The testing, regulation, marketing, cost, and safety of pharmaceuticals are among the most complex and controversial topics in contemporary medicine and health policy. In the United States and throughout the world, pharmaceuticals have transformed the practice of medicine, approaches to prevention and treatment, and the creation and evolution of disease definitions, among their many other effects. At the same time, they are a frequent focus of critics who question the conduct of the pharmaceutical industry, the competence of national and international regulators, and the unacknowledged or unidentified risks of pharmaceuticals for patients.

This course will explore the critical yet highly contested place of pharmaceuticals in efforts to protect or improve the health of individuals and populations. In this work, we will direct particular attention to the often underappreciated effects of ethical considerations, individual and community values, and value judgments throughout these activities. Among the specific topics we will examine are: the global pharmaceutical industry, U.S. and international drug clinical trials, drug regulation by the FDA and international authorities, the role of risk-benefit and cost-effectiveness assessments, drug pricing and advertising, global access to pharmaceuticals, and the role of pharmaceuticals in medicalization.


BIOE 560 900 - The Patient-Provider Relationship

Summer 2014
Instructor: Ed Bergman
Time: Thursdays 4:30-7:00, May 29-August 7, 2014

In recent years the significance of dysfunctional caregiver-patient communications as a cause of patient dissatisfaction and clinical conflict has drawn heightened attention.

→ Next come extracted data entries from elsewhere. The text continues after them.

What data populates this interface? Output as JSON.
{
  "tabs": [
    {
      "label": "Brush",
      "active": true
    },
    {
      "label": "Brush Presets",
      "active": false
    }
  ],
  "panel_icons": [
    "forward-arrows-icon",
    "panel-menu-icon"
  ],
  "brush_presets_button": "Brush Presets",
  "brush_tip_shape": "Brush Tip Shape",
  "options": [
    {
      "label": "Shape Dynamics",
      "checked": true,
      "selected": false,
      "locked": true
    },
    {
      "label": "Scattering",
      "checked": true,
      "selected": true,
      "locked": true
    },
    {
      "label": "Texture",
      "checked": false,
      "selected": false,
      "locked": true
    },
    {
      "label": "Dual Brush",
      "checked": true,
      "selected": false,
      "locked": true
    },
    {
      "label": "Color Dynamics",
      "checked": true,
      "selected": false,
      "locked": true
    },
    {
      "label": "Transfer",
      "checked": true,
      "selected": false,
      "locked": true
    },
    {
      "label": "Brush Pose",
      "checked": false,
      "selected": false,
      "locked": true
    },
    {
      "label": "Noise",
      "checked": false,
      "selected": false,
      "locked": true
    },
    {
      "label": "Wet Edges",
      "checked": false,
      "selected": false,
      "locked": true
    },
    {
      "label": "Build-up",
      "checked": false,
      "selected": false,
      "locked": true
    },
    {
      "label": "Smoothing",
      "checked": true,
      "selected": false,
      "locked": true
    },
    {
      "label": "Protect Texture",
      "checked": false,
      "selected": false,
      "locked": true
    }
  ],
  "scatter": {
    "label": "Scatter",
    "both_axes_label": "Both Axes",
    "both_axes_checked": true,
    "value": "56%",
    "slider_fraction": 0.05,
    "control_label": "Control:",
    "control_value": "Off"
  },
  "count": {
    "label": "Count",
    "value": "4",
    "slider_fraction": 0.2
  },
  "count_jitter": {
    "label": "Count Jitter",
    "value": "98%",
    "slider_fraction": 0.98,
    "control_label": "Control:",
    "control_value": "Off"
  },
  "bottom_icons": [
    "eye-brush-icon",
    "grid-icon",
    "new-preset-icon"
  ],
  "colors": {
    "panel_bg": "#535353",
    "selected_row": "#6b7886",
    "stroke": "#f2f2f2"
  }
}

This course examines the elements of caregiver-patient communications in the formation and maintenance of the physician-patient relationship and considers the status of effective clinical communication as an ethical and legal imperative. “Clinical empathy” is posited as a paradigm for productive management of emotional content within the physician-patient relationship. The concept of “the difficult patient” is explored as a possible misnomer, representing systemic inadequacies in caregiver responsiveness. The prospect of reduced conflict in the clinical setting, and a potential reduction in malpractice claims, are considered as potential by-products of enhanced communication skills. Evolution of the physician-patient relationship from the “physician as expert” to a negotiated “shared decision-making model” is explored through participation in clinical role plays. The implications of “patient autonomy” and “informed consent” for communication within physician-patient relationships are examined. Finally, the course introduces clinical ethics mediation as a preferred methodology for the management of clinical conflict where third-party intervention is required.


BIOE 545 910/547 910 - Mediation Intensive I/III (1 CU)

Summer 2014
Instructors: Edward Bergman, Autumn Fiester, and Lance Wahlert
Time: Friday-Monday, May 30-June 2, 2014, 9-5pm daily
Location: Room 321

This is an immersion experience of learning through role-playing mediation simulations. It has the same format of the other Mediation Intensives, but will NOT duplicate simulations. Students will:

  • Learn to effectively manage clinical disputes among and between caregivers, patients and surrogates through mediation
  • Discover how to define problems and assess underlying interests to generate mutually acceptable options
  • Role-play in a variety of clinical situations as both disputants and mediators
  • Practice mediation with professional actors
  • Receive constructive feedback in supportive environment

BIOE 546 920/548 920 - Mediation Intensive II/IV (1 CU)

Summer 2014
Instructors: Edward Bergman, Autumn Fiester, and Lance Wahlert
Time: Thursday-Sunday, August 14-17 2014, 9-5pm daily
Location: Room 321

For course description, see BIOE 545/547 Mediation Intensive I/III above.